Der Hengst drehte überrascht den Kopf und sah sie an, dann machte er einen vorsichtigen Schritt, dann noch einen, und schließlich verfiel er in einen - sehr langsamen - Trab, der sie weiter auf die Hügelkuppe zutrug. Arianrhod war viel zu überrascht von dem, was sie gerade getan hatte, und auch ein bisschen berauscht von diesem wunderschönen Moment, um sehr viel von ihrer Umgebung wahrnehmen zu können, aber sie registrierte dennoch, wie Dragosz erschrocken hochspringen wollte und ihre Mutter ihm rasch die Hand auf den Unterarm legte und ihn zurückhielt. Dann war sie an ihnen vorbei, und der Hügelkamm kam immer näher, und plötzlich erinnerte sie sich wieder daran, wie steil das Gelände auf der anderen Seite abgefallen war. Sie hatte keine Ahnung, wie man den Hengst zum Stehen bleiben bewegte.

Aber ihre Sorge erwies sich als unbegründet. Unmittelbar vor der Hügelkuppe machte Nachtwind kehrt, trabte zu Dragosz und ihrer Mutter zurück und blieb stehen.

»Siehst du?«, sagte Lea, zwar zu Arianrhod hinaufsehend und mit einem stolzen Lächeln auf dem Gesicht, aber an Dragosz gewandt, »das habe ich gemeint, Dragosz. Meine Tochter hat das Geheimnis bereits erkannt.«

»Sie ist ja auch die Tochter einer Zauberin«, antwortete Dragosz böse. Aber eigentlich, fand Arianrhod, klang er eher verwirrt und ein ganz kleines bisschen vielleicht auch... ängstlich?

Sie wollte absteigen, aber Lea machte eine rasche, abwehrende Bewegung und stand ihrerseits auf. »Nein, bleib, wo du bist. Es wird sowieso Zeit, dass wir weiterreiten. Zum Herumalbern haben wir noch Zeit genug, wenn wir erst in Sicherheit sind.«

Sie schwang sich mit einer raschen Bewegung zu Arianrhod herauf auf den Rücken des Pferdes, nahm ihr die Zügel aus der Hand und winkte Dragosz heran. »Hätte ich gewusst, dass du das Reiten so schnell lernst, dann hätte ich Morgenwind gleich mitgebracht«, sagte sie, während sie sich wieder auf den Weg machten.

»Morgenwind?« Arianrhod richtete sich kerzengerade auf und versuchte, über die Schulter hinweg ins Gesicht ihrer Mutter zu sehen. »Sie ist... ist hier?

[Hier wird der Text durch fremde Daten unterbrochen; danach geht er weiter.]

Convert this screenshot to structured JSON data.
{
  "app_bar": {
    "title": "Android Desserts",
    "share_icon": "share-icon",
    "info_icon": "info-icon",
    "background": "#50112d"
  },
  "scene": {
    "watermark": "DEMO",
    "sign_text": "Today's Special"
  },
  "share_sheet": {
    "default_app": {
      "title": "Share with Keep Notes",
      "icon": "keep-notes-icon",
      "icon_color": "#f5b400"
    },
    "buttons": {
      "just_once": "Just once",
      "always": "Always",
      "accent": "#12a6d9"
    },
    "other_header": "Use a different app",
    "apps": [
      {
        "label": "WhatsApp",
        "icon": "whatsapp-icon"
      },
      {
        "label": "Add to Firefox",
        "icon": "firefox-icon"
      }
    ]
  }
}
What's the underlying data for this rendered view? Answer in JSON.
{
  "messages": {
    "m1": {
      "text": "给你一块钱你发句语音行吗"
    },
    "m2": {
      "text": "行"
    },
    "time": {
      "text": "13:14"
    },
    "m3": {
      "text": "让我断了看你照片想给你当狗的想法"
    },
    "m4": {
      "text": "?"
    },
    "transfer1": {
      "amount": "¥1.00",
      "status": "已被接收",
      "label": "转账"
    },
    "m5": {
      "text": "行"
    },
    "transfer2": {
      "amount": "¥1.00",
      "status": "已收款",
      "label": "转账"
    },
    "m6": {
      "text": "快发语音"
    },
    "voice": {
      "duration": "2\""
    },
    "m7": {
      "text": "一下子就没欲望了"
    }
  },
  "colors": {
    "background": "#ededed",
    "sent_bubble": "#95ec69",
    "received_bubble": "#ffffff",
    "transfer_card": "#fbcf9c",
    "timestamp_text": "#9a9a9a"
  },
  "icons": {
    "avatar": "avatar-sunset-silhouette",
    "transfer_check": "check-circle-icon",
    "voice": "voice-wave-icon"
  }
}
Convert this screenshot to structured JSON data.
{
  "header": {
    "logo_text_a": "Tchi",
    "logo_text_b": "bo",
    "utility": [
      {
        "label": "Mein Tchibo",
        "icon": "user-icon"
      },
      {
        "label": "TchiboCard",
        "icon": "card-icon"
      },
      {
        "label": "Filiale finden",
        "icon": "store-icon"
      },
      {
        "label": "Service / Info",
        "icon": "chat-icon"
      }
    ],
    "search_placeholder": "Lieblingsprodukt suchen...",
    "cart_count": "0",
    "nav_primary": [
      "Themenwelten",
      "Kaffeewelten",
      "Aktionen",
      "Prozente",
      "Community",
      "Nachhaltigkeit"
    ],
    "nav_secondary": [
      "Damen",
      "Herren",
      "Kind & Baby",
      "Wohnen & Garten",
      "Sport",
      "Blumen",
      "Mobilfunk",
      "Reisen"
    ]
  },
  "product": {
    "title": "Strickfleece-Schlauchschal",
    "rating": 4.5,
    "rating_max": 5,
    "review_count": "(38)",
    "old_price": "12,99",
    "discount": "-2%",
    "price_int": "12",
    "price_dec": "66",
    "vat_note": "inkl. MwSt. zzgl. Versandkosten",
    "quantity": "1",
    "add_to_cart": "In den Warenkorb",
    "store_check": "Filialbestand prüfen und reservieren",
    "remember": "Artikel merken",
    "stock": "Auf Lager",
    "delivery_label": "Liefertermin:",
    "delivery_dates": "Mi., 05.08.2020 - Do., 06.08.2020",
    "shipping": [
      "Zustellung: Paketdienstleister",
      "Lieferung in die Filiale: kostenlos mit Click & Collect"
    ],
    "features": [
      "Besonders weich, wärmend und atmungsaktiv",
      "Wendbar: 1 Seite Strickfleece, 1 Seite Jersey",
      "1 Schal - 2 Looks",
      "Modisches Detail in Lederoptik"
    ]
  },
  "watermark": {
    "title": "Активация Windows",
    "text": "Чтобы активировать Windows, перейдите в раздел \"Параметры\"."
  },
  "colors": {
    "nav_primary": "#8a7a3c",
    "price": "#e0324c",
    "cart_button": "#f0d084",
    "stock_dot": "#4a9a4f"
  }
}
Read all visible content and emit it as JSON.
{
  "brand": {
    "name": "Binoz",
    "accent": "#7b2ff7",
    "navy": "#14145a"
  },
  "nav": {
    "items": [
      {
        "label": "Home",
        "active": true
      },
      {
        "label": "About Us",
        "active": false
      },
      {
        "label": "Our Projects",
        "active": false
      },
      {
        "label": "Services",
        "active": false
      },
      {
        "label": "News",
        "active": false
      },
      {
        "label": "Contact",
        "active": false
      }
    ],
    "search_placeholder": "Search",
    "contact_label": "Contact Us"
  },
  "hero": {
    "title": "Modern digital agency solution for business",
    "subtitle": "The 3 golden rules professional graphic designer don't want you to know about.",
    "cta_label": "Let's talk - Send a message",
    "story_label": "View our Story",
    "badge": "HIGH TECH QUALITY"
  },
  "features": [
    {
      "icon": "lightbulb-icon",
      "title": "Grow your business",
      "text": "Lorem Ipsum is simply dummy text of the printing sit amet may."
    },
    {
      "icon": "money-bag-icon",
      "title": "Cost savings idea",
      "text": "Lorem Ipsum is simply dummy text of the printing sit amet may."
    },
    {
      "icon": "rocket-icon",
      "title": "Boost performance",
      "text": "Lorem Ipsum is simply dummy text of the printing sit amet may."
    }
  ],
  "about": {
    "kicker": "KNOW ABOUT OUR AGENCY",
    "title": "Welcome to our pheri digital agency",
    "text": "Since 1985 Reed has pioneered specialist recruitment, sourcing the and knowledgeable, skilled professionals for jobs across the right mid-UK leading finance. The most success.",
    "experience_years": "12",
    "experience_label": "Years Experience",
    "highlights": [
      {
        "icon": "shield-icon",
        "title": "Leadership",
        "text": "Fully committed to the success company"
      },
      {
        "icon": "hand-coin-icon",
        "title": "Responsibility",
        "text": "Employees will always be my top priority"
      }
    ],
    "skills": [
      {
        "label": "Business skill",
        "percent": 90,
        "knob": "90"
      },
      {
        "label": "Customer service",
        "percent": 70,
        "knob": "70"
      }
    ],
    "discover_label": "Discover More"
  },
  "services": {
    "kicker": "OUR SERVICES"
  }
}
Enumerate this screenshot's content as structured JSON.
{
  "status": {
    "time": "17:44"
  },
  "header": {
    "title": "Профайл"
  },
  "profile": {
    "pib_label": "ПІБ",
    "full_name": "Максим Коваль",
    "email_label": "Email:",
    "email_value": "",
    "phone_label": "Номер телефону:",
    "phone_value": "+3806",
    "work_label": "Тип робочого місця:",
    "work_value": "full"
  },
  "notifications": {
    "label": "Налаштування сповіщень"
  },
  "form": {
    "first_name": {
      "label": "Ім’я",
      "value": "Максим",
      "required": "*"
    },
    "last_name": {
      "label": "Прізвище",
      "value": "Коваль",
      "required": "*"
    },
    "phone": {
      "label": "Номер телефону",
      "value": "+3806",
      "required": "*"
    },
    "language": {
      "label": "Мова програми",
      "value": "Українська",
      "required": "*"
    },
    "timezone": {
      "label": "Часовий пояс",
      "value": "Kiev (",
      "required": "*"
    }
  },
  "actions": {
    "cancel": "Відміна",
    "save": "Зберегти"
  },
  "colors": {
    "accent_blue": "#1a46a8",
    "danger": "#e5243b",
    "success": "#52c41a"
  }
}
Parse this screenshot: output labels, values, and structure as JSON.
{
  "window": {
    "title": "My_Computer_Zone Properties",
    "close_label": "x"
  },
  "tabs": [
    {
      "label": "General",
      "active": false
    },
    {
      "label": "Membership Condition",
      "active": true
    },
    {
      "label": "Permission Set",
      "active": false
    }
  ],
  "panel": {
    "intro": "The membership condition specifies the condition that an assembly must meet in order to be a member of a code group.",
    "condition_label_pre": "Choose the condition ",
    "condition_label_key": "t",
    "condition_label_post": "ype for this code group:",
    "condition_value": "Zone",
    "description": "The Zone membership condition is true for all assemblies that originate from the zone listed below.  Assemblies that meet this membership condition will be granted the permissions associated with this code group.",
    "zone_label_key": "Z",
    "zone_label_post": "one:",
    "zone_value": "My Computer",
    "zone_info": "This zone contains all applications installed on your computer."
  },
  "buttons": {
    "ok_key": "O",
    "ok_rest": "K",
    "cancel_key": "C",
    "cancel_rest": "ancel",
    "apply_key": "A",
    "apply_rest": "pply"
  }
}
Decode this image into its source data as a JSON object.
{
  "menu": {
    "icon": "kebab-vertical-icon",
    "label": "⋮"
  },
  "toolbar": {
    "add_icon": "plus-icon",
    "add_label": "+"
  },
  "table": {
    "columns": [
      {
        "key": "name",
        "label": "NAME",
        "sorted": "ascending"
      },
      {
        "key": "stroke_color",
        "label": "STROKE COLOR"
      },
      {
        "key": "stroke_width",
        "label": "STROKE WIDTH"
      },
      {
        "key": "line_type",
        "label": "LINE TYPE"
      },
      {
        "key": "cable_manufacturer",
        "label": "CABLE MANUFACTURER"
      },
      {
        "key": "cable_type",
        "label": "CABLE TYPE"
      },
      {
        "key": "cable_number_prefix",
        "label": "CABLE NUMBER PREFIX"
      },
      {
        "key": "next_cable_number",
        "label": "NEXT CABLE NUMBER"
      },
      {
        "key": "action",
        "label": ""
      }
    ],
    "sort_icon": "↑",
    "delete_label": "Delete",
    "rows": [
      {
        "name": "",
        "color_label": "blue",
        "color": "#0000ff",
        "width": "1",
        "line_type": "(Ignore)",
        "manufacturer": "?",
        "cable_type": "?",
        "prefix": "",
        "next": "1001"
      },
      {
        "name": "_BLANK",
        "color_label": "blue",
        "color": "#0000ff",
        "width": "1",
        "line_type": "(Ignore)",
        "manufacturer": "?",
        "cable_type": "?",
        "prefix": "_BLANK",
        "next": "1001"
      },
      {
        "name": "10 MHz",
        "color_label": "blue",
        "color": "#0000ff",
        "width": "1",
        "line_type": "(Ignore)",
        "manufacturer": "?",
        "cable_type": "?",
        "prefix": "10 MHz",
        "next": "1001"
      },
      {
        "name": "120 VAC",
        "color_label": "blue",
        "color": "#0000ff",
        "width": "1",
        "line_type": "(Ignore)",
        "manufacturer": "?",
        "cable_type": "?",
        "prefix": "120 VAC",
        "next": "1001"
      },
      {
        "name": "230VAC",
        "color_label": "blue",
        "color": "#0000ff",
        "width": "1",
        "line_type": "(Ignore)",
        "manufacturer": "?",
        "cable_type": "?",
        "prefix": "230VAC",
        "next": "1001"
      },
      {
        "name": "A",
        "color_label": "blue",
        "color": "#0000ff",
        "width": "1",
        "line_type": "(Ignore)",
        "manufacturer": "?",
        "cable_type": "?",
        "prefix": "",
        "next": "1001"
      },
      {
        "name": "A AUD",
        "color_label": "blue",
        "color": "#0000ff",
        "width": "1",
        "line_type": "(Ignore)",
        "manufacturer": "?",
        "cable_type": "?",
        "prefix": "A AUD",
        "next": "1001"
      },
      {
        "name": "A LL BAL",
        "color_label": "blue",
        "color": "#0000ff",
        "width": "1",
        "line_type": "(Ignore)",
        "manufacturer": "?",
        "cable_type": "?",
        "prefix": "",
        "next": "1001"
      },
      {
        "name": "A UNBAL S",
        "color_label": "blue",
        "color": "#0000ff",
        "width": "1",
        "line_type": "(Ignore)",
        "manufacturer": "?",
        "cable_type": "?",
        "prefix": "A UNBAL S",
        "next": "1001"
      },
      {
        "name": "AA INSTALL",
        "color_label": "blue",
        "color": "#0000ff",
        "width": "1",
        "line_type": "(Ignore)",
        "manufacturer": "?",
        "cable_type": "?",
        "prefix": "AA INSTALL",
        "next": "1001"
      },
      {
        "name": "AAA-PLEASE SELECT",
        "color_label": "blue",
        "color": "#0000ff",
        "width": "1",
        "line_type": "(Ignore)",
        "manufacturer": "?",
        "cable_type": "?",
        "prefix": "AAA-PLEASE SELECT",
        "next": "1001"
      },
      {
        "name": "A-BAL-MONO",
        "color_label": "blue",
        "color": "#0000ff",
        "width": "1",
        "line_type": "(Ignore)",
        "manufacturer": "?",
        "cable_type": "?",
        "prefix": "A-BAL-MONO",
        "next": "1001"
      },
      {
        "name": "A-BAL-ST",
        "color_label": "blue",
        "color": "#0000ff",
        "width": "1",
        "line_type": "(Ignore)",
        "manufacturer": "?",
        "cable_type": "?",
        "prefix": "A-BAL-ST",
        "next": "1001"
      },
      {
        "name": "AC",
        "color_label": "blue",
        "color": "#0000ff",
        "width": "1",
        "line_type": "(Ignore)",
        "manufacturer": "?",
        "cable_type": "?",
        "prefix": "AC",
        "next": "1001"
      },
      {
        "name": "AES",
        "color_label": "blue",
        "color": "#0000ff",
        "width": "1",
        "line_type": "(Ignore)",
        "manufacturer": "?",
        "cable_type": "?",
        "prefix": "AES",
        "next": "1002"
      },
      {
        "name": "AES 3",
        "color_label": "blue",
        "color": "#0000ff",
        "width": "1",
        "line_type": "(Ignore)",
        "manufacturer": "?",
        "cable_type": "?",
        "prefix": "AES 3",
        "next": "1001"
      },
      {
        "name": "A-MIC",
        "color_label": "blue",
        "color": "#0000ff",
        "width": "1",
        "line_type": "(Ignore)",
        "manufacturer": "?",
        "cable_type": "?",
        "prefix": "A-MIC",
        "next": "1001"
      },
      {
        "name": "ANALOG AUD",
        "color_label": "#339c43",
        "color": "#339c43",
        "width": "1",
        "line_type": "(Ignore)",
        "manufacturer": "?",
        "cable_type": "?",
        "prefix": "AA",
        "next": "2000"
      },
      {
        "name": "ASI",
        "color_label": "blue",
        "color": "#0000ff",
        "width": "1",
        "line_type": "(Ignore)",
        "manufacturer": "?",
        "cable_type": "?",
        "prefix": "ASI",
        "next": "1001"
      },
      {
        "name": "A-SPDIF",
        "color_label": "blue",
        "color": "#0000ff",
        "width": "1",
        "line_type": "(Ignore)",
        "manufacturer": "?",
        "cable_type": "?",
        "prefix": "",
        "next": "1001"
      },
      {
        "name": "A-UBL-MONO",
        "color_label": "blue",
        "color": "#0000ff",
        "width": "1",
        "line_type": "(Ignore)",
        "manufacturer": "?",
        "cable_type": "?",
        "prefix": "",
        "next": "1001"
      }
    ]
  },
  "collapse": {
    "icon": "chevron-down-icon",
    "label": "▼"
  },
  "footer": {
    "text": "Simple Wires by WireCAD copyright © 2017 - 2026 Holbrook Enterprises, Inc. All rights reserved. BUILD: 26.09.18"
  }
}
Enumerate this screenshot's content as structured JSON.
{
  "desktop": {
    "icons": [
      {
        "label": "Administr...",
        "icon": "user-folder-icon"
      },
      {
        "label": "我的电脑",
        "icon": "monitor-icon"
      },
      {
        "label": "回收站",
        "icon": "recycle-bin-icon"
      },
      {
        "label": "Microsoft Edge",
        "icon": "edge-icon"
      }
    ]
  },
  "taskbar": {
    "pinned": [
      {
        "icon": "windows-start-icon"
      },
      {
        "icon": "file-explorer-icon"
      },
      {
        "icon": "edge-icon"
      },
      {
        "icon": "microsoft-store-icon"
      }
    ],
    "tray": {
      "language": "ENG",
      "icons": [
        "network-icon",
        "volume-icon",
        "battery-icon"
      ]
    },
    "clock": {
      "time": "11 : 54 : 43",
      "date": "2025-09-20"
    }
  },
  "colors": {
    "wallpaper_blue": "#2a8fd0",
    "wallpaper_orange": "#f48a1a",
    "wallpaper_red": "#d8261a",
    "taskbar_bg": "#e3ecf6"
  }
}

Ihr habt sie mitgebracht?«

»Unten bei Rahn und den anderen«, bestätigte Lea. »Wir haben sie nicht mitgebracht. Sie ist uns gefolgt, als wir Nachtwind und Sturmwind geholt haben. Ich hatte gehofft, dass sie uns auch weiter begleitet und ich dir später, wenn wir in Sicherheit und bei Dragosz’ Leuten sind, in aller Ruhe das Reiten beibringen kann. Aber das wird wohl kaum noch nötig sein. Sobald wir unten im Tal sind, werde ich ein Zaumzeug für dich anfertigen, und du kannst allein reiten.«

»Auf Morgenwind?«, fragte Arianrhod hoffnungsvoll. Ihr Herz klopfte, als sie an die prachtvolle Stute dachte, mit der sie so oft gespielt hatte. Doch ihre Mutter schüttelte den Kopf.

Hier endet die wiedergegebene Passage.